In cleft lip surgery, the most common problem is asymmetry, when one side of the mouth and nose does not match the other side. The goal of cleft lip surgery is to close the separation in the first operation. Occasionally, a second operation may be needed.
In cleft palate surgery, the goal is to close the opening in the roof of the mouth so the child can eat and learn to speak properly.
At your initial consultation, Dr. Fisher will discuss the details of the procedure he will use and answer any questions you may have about feeding your baby, by breast or by bottle, both before and after the surgery.
CLEFT LIP SURGERY
A cleft lip can range in severity from a slight notch in the red part of the upper lip to a complete separation of the lip extending into the nose. Clefts can occur on one or both sides of the upper lip. Surgery is generally done when the child is about 10 weeks old.
To repair a cleft lip, Dr. Fisher will make an incision on either side of the cleft from the mouth into the nostril. He will then turn the dark pink outer portion of the cleft down and pull the muscle and the skin of the lip together to close the separation. Muscle function and the normal “cupid’s bow” shape of the mouth are restored. The nostril deformity often associated with cleft lip may also be improved at the time of lip repair or in a later surgery.
RECOVERING FROM CLEFT LIP SURGERY
Your child may be restless for awhile after surgery, but Dr. Fisher will prescribe medication to relieve any discomfort. Elbow restraints may be necessary for a few weeks to prevent your baby from rubbing the stitched area.
Any dressings will be removed within a day or two and the stitches will either dissolve or be removed within five days. Dr. Fisher will advise you on how to feed your child during the first few weeks after surgery.
CLEFT PALATE SURGERY
In some children, a cleft palate may involve only a tiny portion at the back of the roof of the mouth.
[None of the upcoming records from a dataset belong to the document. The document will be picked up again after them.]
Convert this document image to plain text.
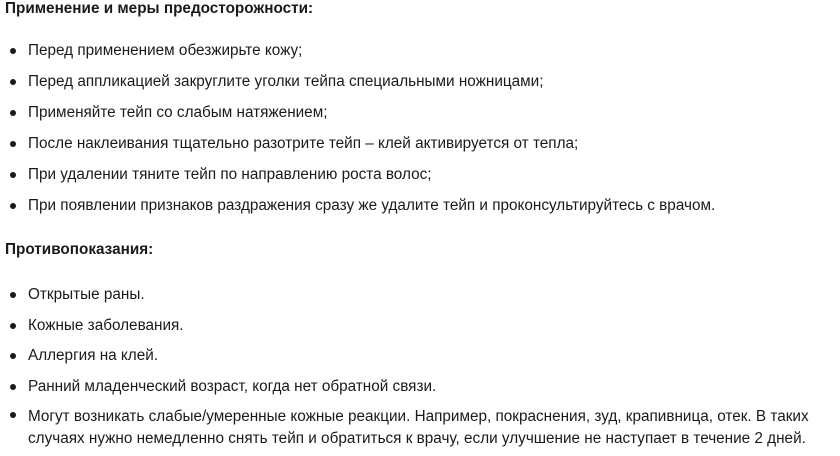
Применение и меры предосторожности:
Перед применением обезжирьте кожу;
Перед аппликацией закруглите уголки тейпа специальными ножницами;
Применяйте тейп со слабым натяжением;
После наклеивания тщательно разотрите тейп – клей активируется от тепла;
При удалении тяните тейп по направлению роста волос;
При появлении признаков раздражения сразу же удалите тейп и проконсультируйтесь с врачом.
Противопоказания:
Открытые раны.
Кожные заболевания.
Аллергия на клей.
Ранний младенческий возраст, когда нет обратной связи.
Могут возникать слабые/умеренные кожные реакции. Например, покраснения, зуд, крапивница, отек. В таких случаях нужно немедленно снять тейп и обратиться к врачу, если улучшение не наступает в течение 2 дней.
For others, it can mean a complete separation that extends from front to back. Just as in a cleft lip, cleft palate may appear on one or both sides of the upper mouth. However, repairing a cleft palate involves more extensive surgery and is usually done when the child is nine to 18 months old so the baby is bigger and better able to tolerate surgery.
To repair a cleft palate, Dr. Fisher will make an incision on both sides of the separation, moving tissue from each side of the cleft to the center or midline of the roof of the mouth. This rebuilds the palate, joining muscle together and providing enough length in the palate so the child can eat and learn to speak properly.
RECOVERING FROM CLEFT PALATE SURGERY
For a day or two, your child will probably feel some soreness and pain which is easily controlled by medication. During this period, your child will not eat or drink as much as usual so an intravenous line will be used to maintain fluid levels. Elbow restraints may be used to prevent your baby from rubbing the repaired area. Dr. Fisher will advise you on how to feed your child during the first few weeks after surgery.